Op Stuk Rood Vlees, mijn favoriete politieke blog, beschrijft politicoloog Eelco Harteveld (Universiteit van Amsterdam) hoe vijandig we kiezers met een andere politieke voorkeur beoordelen. Hij deed zijn onderzoek met de Amerikaanse methode van de gevoelstemperatuur, waarbij je op een schaal van 0 graden (ijskoud) via 50 graden (neutraal) naar 100 graden (warm, positief) vaststelt wat kiezersgroepen van elkaar vinden.
Het dilemma van het verjaarspartijtje: zal ik bij de taart met oom beginnen over de regering?
Wat opvalt is dat de diepste scheidslijn nu loopt tussen PVV- en FVD-aanhangers aan de ene kant en de rest aan de andere. Het land is écht gepolariseerd. Om een voorbeeld te noemen: VVD-aanhangers zijn minder negatief over SP-kiezers (36,5 graad) dan over PVV-stemmers (28,4). Of: CDA-kiezers slaan GroenLinks-aanhangers (40,8) hoger aan dan FVD-stemmers (32,6). Ook kenmerkend: de grootste weerzin voor aanhangers van FVD en PVV vind je bij kiezers van PvdA en GroenLinks.
Mocht oom aanhanger van Wilders of Baudet zijn, dan voelt hij zich vermoedelijk een sociale paria – en terecht ook. Harteveld legt zijn respondenten de situatie voor dat een zoon of dochter wil trouwen met een aanhanger van de partij die ze het negatiefste beoordelen. Welke dat is? Voor de helft van alle respondenten is dat FVD of PVV. Ter vergelijking: mensen die heel negatief zijn over GroenLinks, vinden het in bijna negen van de tien gevallen geen probleem als hun kind met een GroenLinks-kiezer thuiskomt.

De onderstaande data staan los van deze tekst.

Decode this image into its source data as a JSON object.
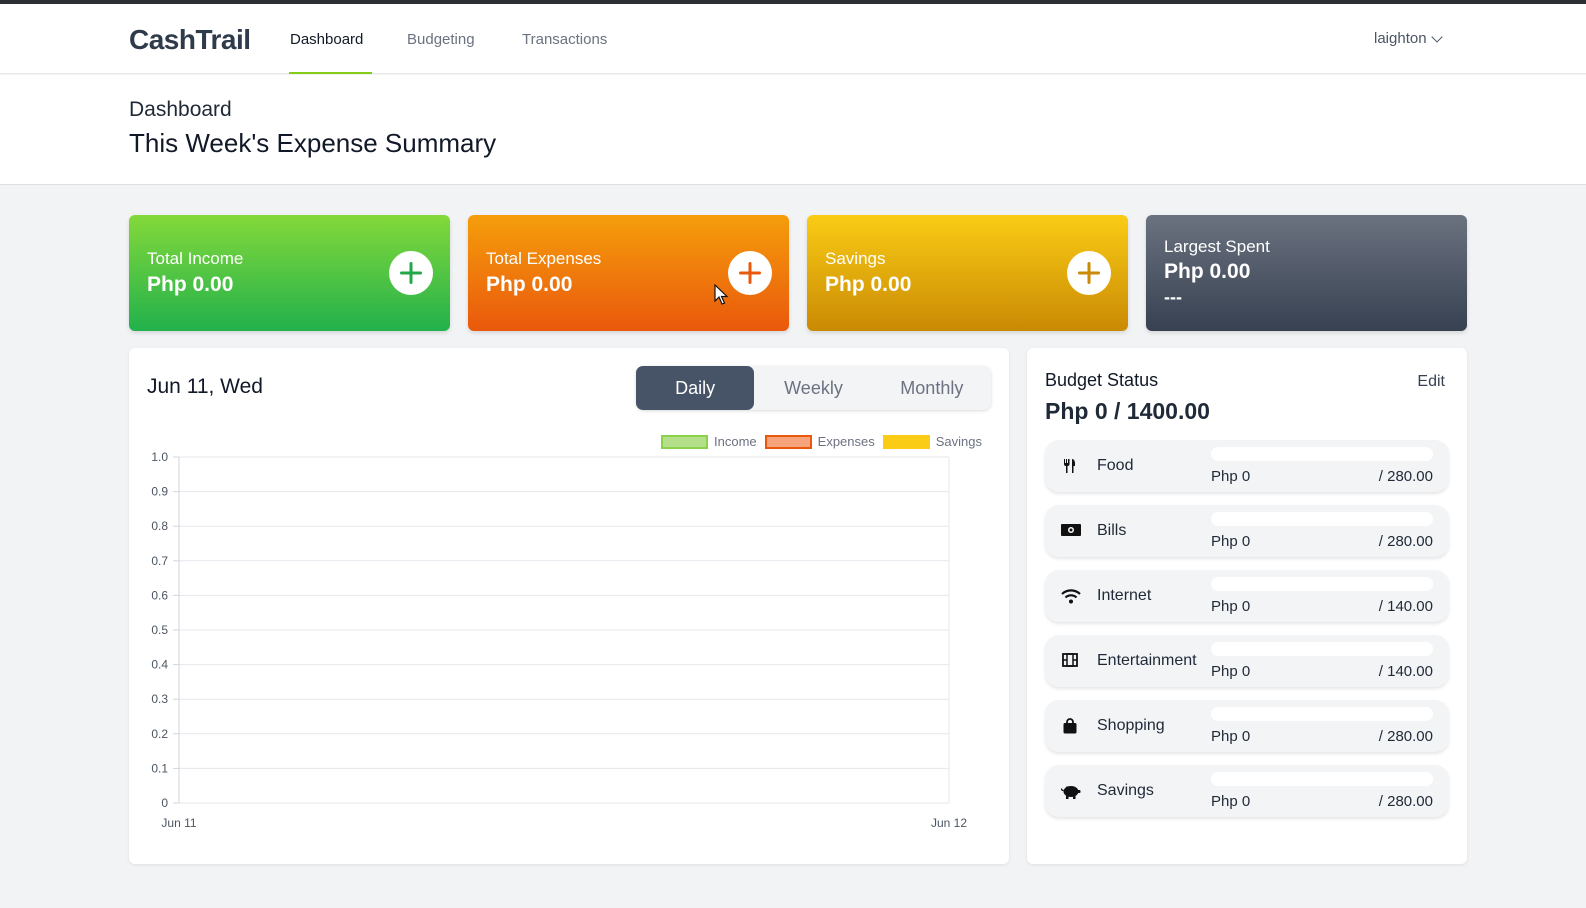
{
  "app": {
    "logo": "CashTrail"
  },
  "nav": {
    "links": [
      "Dashboard",
      "Budgeting",
      "Transactions"
    ],
    "active": "Dashboard",
    "user": "laighton"
  },
  "header": {
    "breadcrumb": "Dashboard",
    "title": "This Week's Expense Summary"
  },
  "cards": {
    "income": {
      "label": "Total Income",
      "amount": "Php 0.00"
    },
    "expenses": {
      "label": "Total Expenses",
      "amount": "Php 0.00"
    },
    "savings": {
      "label": "Savings",
      "amount": "Php 0.00"
    },
    "largest": {
      "label": "Largest Spent",
      "amount": "Php 0.00",
      "detail": "---"
    }
  },
  "chart_panel": {
    "date": "Jun 11, Wed",
    "segments": [
      "Daily",
      "Weekly",
      "Monthly"
    ],
    "selected_segment": "Daily"
  },
  "chart_data": {
    "type": "bar",
    "categories": [
      "Jun 11",
      "Jun 12"
    ],
    "series": [
      {
        "name": "Income",
        "values": [
          0,
          0
        ],
        "color": "#b4e08a",
        "stroke": "#8bd14b"
      },
      {
        "name": "Expenses",
        "values": [
          0,
          0
        ],
        "color": "#f7a47c",
        "stroke": "#ea580c"
      },
      {
        "name": "Savings",
        "values": [
          0,
          0
        ],
        "color": "#facc15",
        "stroke": "#facc15"
      }
    ],
    "ylim": [
      0,
      1.0
    ],
    "yticks": [
      "0",
      "0.1",
      "0.2",
      "0.3",
      "0.4",
      "0.5",
      "0.6",
      "0.7",
      "0.8",
      "0.9",
      "1.0"
    ],
    "xticks": [
      "Jun 11",
      "Jun 12"
    ],
    "grid": true,
    "legend_position": "top-right"
  },
  "budget": {
    "title": "Budget Status",
    "total": "Php 0 / 1400.00",
    "edit_label": "Edit",
    "items": [
      {
        "name": "Food",
        "icon": "utensils-icon",
        "spent": "Php 0",
        "limit": "/ 280.00",
        "progress": 0
      },
      {
        "name": "Bills",
        "icon": "money-bill-icon",
        "spent": "Php 0",
        "limit": "/ 280.00",
        "progress": 0
      },
      {
        "name": "Internet",
        "icon": "wifi-icon",
        "spent": "Php 0",
        "limit": "/ 140.00",
        "progress": 0
      },
      {
        "name": "Entertainment",
        "icon": "film-icon",
        "spent": "Php 0",
        "limit": "/ 140.00",
        "progress": 0
      },
      {
        "name": "Shopping",
        "icon": "shopping-bag-icon",
        "spent": "Php 0",
        "limit": "/ 280.00",
        "progress": 0
      },
      {
        "name": "Savings",
        "icon": "piggy-bank-icon",
        "spent": "Php 0",
        "limit": "/ 280.00",
        "progress": 0
      }
    ]
  },
  "colors": {
    "accent": "#84cc16",
    "income": "#22b14c",
    "expenses": "#ea580c",
    "savings": "#ca8a04",
    "largest": "#374151"
  }
}
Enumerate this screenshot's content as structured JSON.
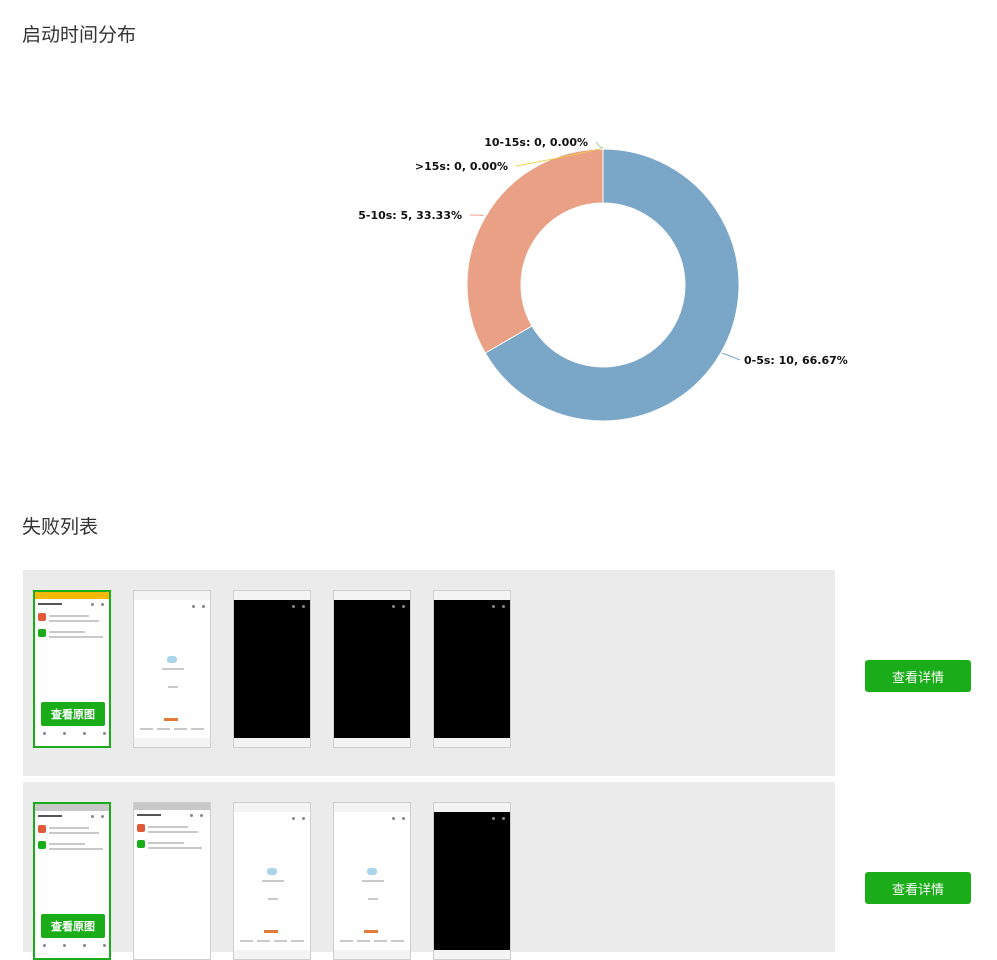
{
  "sections": {
    "distribution_title": "启动时间分布",
    "failures_title": "失败列表"
  },
  "chart_data": {
    "type": "pie",
    "variant": "donut",
    "categories": [
      "0-5s",
      "5-10s",
      ">15s",
      "10-15s"
    ],
    "values": [
      10,
      5,
      0,
      0
    ],
    "labels": [
      "0-5s: 10, 66.67%",
      "5-10s: 5, 33.33%",
      ">15s: 0, 0.00%",
      "10-15s: 0, 0.00%"
    ],
    "colors": [
      "#7aa6c8",
      "#e9a084",
      "#f2cf45",
      "#95c9b5"
    ]
  },
  "failures": [
    {
      "thumbnails": [
        "app-home",
        "splash",
        "black",
        "black",
        "black"
      ],
      "view_original_label": "查看原图",
      "detail_label": "查看详情"
    },
    {
      "thumbnails": [
        "app-home-grey",
        "app-home-grey",
        "splash",
        "splash",
        "black"
      ],
      "view_original_label": "查看原图",
      "detail_label": "查看详情"
    }
  ]
}
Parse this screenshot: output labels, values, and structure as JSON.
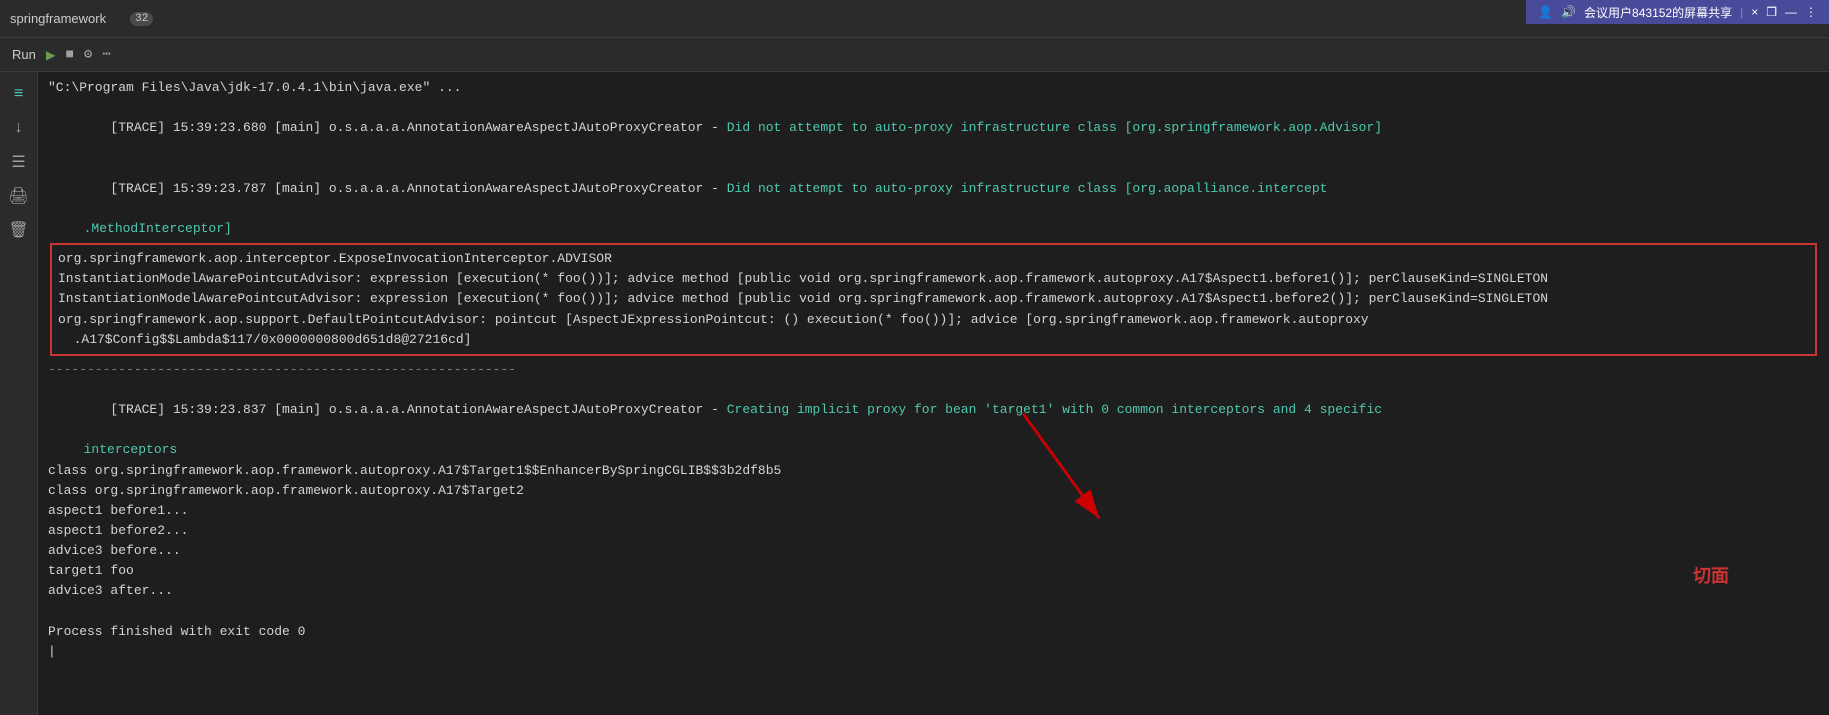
{
  "topbar": {
    "title": "springframework",
    "run_label": "Run",
    "tab_count": "32",
    "icons": [
      "▶",
      "■",
      "⚙",
      "⋯"
    ],
    "window_controls": [
      "×",
      "❐",
      "—",
      "⋮"
    ]
  },
  "userbar": {
    "text": "会议用户843152的屏幕共享",
    "icons": [
      "👤",
      "🔊"
    ]
  },
  "sidebar": {
    "icons": [
      {
        "name": "filter-icon",
        "symbol": "≡"
      },
      {
        "name": "sort-down-icon",
        "symbol": "↓"
      },
      {
        "name": "format-icon",
        "symbol": "☰"
      },
      {
        "name": "print-icon",
        "symbol": "🖨"
      },
      {
        "name": "delete-icon",
        "symbol": "🗑"
      }
    ]
  },
  "console": {
    "lines": [
      {
        "id": "l1",
        "text": "\"C:\\Program Files\\Java\\jdk-17.0.4.1\\bin\\java.exe\" ...",
        "style": "white"
      },
      {
        "id": "l2",
        "text": "[TRACE] 15:39:23.680 [main] o.s.a.a.a.AnnotationAwareAspectJAutoProxyCreator - ",
        "style": "white",
        "highlight": "Did not attempt to auto-proxy infrastructure class [org.springframework.aop.Advisor]"
      },
      {
        "id": "l3",
        "text": "[TRACE] 15:39:23.787 [main] o.s.a.a.a.AnnotationAwareAspectJAutoProxyCreator - ",
        "style": "white",
        "highlight": "Did not attempt to auto-proxy infrastructure class [org.aopalliance.intercept"
      },
      {
        "id": "l3b",
        "text": "  .MethodInterceptor]",
        "style": "cyan",
        "indent": true
      },
      {
        "id": "l4",
        "text": "org.springframework.aop.interceptor.ExposeInvocationInterceptor.ADVISOR",
        "style": "white",
        "boxed": true
      },
      {
        "id": "l5",
        "text": "InstantiationModelAwarePointcutAdvisor: expression [execution(* foo())]; advice method [public void org.springframework.aop.framework.autoproxy.A17$Aspect1.before1()]; perClauseKind=SINGLETON",
        "style": "white",
        "boxed": true
      },
      {
        "id": "l6",
        "text": "InstantiationModelAwarePointcutAdvisor: expression [execution(* foo())]; advice method [public void org.springframework.aop.framework.autoproxy.A17$Aspect1.before2()]; perClauseKind=SINGLETON",
        "style": "white",
        "boxed": true
      },
      {
        "id": "l7",
        "text": "org.springframework.aop.support.DefaultPointcutAdvisor: pointcut [AspectJExpressionPointcut: () execution(* foo())]; advice [org.springframework.aop.framework.autoproxy.A17$Config$$Lambda$117/0x0000000800d651d8@27216cd]",
        "style": "white",
        "boxed": true
      },
      {
        "id": "sep",
        "text": "------------------------------------------------------------",
        "style": "gray"
      },
      {
        "id": "l8",
        "text": "[TRACE] 15:39:23.837 [main] o.s.a.a.a.AnnotationAwareAspectJAutoProxyCreator - ",
        "style": "white",
        "highlight": "Creating implicit proxy for bean 'target1' with 0 common interceptors and 4 specific"
      },
      {
        "id": "l8b",
        "text": "  interceptors",
        "style": "cyan",
        "indent": true
      },
      {
        "id": "l9",
        "text": "class org.springframework.aop.framework.autoproxy.A17$Target1$$EnhancerBySpringCGLIB$$3b2df8b5",
        "style": "white"
      },
      {
        "id": "l10",
        "text": "class org.springframework.aop.framework.autoproxy.A17$Target2",
        "style": "white"
      },
      {
        "id": "l11",
        "text": "aspect1 before1...",
        "style": "white"
      },
      {
        "id": "l12",
        "text": "aspect1 before2...",
        "style": "white"
      },
      {
        "id": "l13",
        "text": "advice3 before...",
        "style": "white"
      },
      {
        "id": "l14",
        "text": "target1 foo",
        "style": "white"
      },
      {
        "id": "l15",
        "text": "advice3 after...",
        "style": "white"
      },
      {
        "id": "l16",
        "text": "",
        "style": "white"
      },
      {
        "id": "l17",
        "text": "Process finished with exit code 0",
        "style": "white"
      },
      {
        "id": "l18",
        "text": "|",
        "style": "white"
      }
    ]
  },
  "annotation": {
    "label": "切面"
  }
}
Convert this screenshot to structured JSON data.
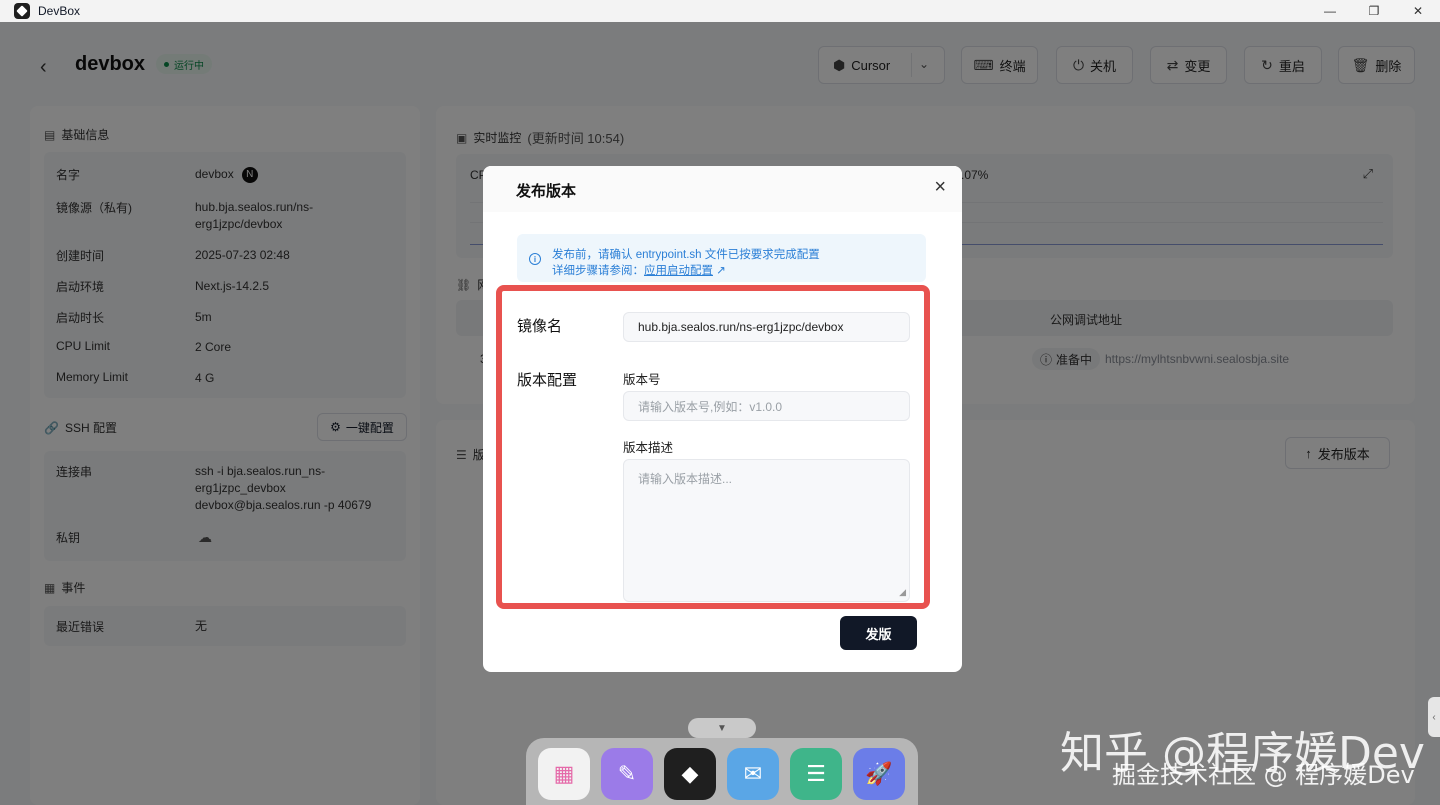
{
  "window": {
    "title": "DevBox",
    "minimize": "—",
    "maximize": "❐",
    "close": "✕"
  },
  "header": {
    "back": "‹",
    "name": "devbox",
    "status": "运行中",
    "buttons": {
      "ide": "Cursor",
      "terminal": "终端",
      "shutdown": "关机",
      "change": "变更",
      "restart": "重启",
      "delete": "删除"
    }
  },
  "basic_info": {
    "title": "基础信息",
    "rows": [
      {
        "key": "名字",
        "value": "devbox",
        "badge": "N"
      },
      {
        "key": "镜像源（私有)",
        "value": "hub.bja.sealos.run/ns-erg1jzpc/devbox"
      },
      {
        "key": "创建时间",
        "value": "2025-07-23 02:48"
      },
      {
        "key": "启动环境",
        "value": "Next.js-14.2.5"
      },
      {
        "key": "启动时长",
        "value": "5m"
      },
      {
        "key": "CPU Limit",
        "value": "2 Core"
      },
      {
        "key": "Memory Limit",
        "value": "4 G"
      }
    ]
  },
  "ssh": {
    "title": "SSH 配置",
    "config_button": "一键配置",
    "rows": [
      {
        "key": "连接串",
        "value": "ssh -i bja.sealos.run_ns-erg1jzpc_devbox devbox@bja.sealos.run -p 40679"
      },
      {
        "key": "私钥",
        "value": ""
      }
    ]
  },
  "events": {
    "title": "事件",
    "rows": [
      {
        "key": "最近错误",
        "value": "无"
      }
    ]
  },
  "monitor": {
    "title": "实时监控",
    "updated": "(更新时间  10:54)",
    "cpu_label": "CP",
    "cpu_value": ".07%"
  },
  "network": {
    "title_fragment": "网",
    "col_public": "公网调试地址",
    "row_fragment": "3",
    "status": "准备中",
    "public_url": "https://mylhtsnbvwni.sealosbja.site"
  },
  "versions": {
    "title_fragment": "版",
    "publish_button": "发布版本"
  },
  "dialog": {
    "title": "发布版本",
    "tip_line1": "发布前，请确认 entrypoint.sh 文件已按要求完成配置",
    "tip_line2_prefix": "详细步骤请参阅：",
    "tip_link": "应用启动配置",
    "image_label": "镜像名",
    "image_value": "hub.bja.sealos.run/ns-erg1jzpc/devbox",
    "version_config_label": "版本配置",
    "version_no_label": "版本号",
    "version_no_placeholder": "请输入版本号,例如：v1.0.0",
    "version_desc_label": "版本描述",
    "version_desc_placeholder": "请输入版本描述...",
    "submit": "发版"
  },
  "dock": {
    "apps": [
      "launchpad",
      "notes",
      "devbox",
      "message",
      "database",
      "rocket"
    ]
  },
  "watermark": {
    "line1": "知乎 @程序媛Dev",
    "line2": "掘金技术社区 @ 程序媛Dev"
  },
  "colors": {
    "accent_dark": "#111827",
    "highlight": "#e8524f",
    "info": "#2b7fd6",
    "running": "#0a8a49"
  }
}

Je leest het en denkt: dit is dus wat politici met polarisatie kapotmaken. Je kunt zeggen dat deze trend primair aan de niet-PVV- en niet-FVD-kiezers ligt: in een democratie hoor je personen nooit alleen op grond van hun opvattingen af te wijzen. Het is natuurlijk ook een verantwoordelijkheid van PVV- en FVD-kiezers zelf. En vooral van de partijleiders. Sinds Fortuyn houden zij het rechts nationalisme in de lucht met groeiend radicalisme, en dat heeft óók gevolgen voor de sociale positie van hun aanhangers.
Probleem is dat debatten door ditzelfde radicalisme al twintig jaar de voorspelbaarheid van eb en vloed hebben. Steeds terugkerende discussies over migratie, islam, cultuur, identiteit. Nu weer een herhaling van het debat over een Nationaal Historisch Museum. Gevoelige maar ook frustrerende debatten – omdat ze zelden tot ander beleid leiden, zodat tegenstellingen verharden maar de werkelijkheid onveranderd blijft.
Debatten, kortom, waar vooral politici baat bij hebben, omdat ze er hun profiel mee aanscherpen. Maar waar kiezers – ook FVD- en PVV-kiezers – best weinig mee opschieten.